2015年5月21日木曜日

山本周五郎『樅の木は残った』

このブログのフォントがあるときから大きくなってしまってどうも気に入らない。なんとか元に戻せないかと暇を見てはあれこれ調べているんだけど。
今ごろになって山本周五郎を読みはじめた。
どの本を読んでもたいていの人がもう読んでいる。
読書メーターという読書記録のSNSをFacebookと連携させているのだが、上巻を読み終え、中巻を読んでいるときに高校時代の友人から原田甲斐が惨殺されるという結末をおしえてもらった。当人は「上巻を読み終えた」ではなく「樅の木は残ったを読み終えた」と勘違いしたらしく、子どもの頃視た大河ドラマの話などをまじえてコメントしてくれたんだが、なんとか書房で編集の仕事にたずさわっていながら(職業はあまり関係ないか)、ネタバレするかおまえって笑ってしまった。
歴史の方はまったく詳しくないが、史実に残る原田甲斐は悪役で兵部宗勝の太鼓持ちとされている。味方を欺くまで悪役に徹し、藩の危機を命をかけて救った男として壮大なフィクションに仕上げたのがこの物語で山本周五郎独自の視点がここにある。

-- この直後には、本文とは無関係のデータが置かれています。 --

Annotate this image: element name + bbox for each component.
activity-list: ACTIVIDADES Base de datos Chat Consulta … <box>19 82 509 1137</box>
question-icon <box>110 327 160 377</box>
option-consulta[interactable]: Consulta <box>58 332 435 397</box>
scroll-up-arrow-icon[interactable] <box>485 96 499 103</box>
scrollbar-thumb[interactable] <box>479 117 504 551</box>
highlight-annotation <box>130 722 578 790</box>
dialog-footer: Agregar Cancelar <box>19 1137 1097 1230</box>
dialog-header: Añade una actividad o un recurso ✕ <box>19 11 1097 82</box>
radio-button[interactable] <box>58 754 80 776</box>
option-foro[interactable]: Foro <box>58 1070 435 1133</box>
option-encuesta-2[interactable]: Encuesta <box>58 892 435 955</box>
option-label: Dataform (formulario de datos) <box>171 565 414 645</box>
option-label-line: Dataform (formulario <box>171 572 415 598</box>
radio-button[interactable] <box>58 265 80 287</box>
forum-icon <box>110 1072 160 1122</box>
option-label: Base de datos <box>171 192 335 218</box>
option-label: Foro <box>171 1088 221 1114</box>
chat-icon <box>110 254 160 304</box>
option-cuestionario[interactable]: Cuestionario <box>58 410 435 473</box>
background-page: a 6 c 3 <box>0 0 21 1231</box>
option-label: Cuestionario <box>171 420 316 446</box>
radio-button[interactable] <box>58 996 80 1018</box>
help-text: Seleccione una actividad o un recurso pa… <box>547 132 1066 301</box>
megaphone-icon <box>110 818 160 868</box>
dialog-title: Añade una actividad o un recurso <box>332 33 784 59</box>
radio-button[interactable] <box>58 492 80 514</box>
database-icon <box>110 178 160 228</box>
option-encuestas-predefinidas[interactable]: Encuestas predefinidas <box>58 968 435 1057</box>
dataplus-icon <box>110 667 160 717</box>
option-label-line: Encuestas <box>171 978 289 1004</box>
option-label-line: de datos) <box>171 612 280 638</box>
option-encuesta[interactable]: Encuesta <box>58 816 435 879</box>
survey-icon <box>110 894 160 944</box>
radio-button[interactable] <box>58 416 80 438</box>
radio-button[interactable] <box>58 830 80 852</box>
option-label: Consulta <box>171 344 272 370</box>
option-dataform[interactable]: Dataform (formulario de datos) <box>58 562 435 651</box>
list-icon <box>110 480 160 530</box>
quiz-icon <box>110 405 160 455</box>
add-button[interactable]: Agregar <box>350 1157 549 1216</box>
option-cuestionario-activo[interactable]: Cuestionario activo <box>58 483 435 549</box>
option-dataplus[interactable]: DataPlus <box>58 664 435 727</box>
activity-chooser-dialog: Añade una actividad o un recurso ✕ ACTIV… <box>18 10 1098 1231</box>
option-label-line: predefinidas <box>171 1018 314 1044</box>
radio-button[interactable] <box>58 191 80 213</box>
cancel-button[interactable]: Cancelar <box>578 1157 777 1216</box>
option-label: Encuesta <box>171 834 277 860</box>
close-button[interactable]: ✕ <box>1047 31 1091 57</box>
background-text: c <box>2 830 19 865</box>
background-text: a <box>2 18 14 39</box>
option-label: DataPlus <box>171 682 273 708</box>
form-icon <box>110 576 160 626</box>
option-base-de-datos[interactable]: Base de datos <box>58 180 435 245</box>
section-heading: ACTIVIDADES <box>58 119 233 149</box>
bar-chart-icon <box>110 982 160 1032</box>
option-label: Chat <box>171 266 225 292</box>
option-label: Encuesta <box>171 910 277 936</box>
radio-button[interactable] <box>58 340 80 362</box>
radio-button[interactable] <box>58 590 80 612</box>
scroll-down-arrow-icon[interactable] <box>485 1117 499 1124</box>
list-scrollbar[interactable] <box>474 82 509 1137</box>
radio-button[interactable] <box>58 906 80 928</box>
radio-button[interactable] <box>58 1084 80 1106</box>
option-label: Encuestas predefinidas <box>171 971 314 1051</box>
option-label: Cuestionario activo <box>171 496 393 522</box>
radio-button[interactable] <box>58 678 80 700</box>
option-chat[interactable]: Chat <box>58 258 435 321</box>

NHK大河ドラマの「樅の木は残った」では原田甲斐を平幹二郎が演じている。まったく記憶にない。おそらく当時日曜の夜は青春とはなんだみたいなドラマを視ていたように思う。はじめて通しで視た大河ドラマは「新・平家物語」で後にも先にも視聴をコンプリートしたのはこれだけだ。ちなみに現在放映されている「花燃ゆ」もどうしたわけかずっと欠かさず視ている。視聴率は相当低迷しているらしいが、投票率の低い選挙に出かける気分だ。原作はなくオリジナルの脚本だそうだが、やはり骨太な原作があったほうがいいんじゃないかな。
『青べか物語』を皮切りに、『五辦の椿』、『赤ひげ診療譚』、『さぶ』、『ながい坂』と周五郎の長編を読んできた。どちらかというとにわか周五郎ファンなのでおすすめの一冊があればぜひおしえてもらいたいと思う。